Replace incorrect urls in text file and fix them in Python

270 views Asked by At

I'm getting URLS with removed forward-lashes and I basically need to correct the urls inside of a text file.

The URLs in the file look like this:

https:www.ebay.co.ukitmReds-Challenge-184-214-Holo-Shiny-Rare-Pokemon-Card-SM-Unbroken-Bonds-Rare124315281970?hash=item1cf1c4aa32%3Ag%3AXBAAAOSwJGRfSGI1&LH_BIN=1

I need to correct it to:

https://www.ebay.co.uk/itm/Reds-Challenge-184-214-Holo-Shiny-Rare-Pokemon-Card-SM-Unbroken-Bonds-Rare/124315281970?hash=item1cf1c4aa32%3Ag%3AXBAAAOSwJGRfSGI1&LH_BIN=1

So basically I need a regex or another way that will edit in those forwardslashes to each URL within the file and replace and the broken URLs in the file.

1

There are 1 answers

0
Unstoppable On BEST ANSWER
while True:
    import time
    import re
    #input file
    fin = open("ebay2.csv", "rt")
    #output file to write the result to
    fout = open("out.txt", "wt")


    #for each line in the input file
    for line in fin:
        #read replace the string and write to output file
        fout.write(line.replace('https://www.ebay.co.uk/sch/', 'https://').replace('itm', '/itm/').replace('https:www.ebay','https://www.ebay'))

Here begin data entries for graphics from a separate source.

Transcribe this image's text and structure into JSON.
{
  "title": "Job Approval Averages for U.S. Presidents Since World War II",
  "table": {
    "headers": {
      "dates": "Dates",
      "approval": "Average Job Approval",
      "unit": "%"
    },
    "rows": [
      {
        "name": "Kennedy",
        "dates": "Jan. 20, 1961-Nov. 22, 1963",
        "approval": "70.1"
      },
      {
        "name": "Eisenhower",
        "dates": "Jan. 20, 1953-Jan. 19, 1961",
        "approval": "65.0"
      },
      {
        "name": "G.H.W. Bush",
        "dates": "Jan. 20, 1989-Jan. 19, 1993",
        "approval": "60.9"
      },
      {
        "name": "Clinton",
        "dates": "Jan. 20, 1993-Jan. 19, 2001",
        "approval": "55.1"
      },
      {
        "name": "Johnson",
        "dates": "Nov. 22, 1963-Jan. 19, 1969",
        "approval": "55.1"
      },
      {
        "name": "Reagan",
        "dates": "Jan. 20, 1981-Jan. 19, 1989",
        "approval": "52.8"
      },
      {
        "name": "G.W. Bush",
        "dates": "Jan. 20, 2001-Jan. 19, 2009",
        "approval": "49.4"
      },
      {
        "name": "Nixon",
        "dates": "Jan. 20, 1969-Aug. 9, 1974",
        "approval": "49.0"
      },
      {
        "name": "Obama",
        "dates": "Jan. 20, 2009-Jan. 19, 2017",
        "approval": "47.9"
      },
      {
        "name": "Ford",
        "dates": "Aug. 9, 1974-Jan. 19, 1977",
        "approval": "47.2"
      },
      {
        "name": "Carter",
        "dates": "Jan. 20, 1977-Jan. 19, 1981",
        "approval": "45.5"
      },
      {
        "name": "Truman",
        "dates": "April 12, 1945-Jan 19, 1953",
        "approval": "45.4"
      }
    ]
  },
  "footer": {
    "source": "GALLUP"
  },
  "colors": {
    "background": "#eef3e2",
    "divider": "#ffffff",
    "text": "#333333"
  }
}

    with open('out.txt') as f:
      regex = r"\d{12}"
      subst = "/\\g<0>"
      for l in f:
          result = re.sub(regex, subst, l, 0, re.MULTILINE)
          if result:
              print(result)

    fin.close()
    fout.close()
    time.sleep(1)

I eventually came up with this. It's a bit clumsy but it does the job fast enough.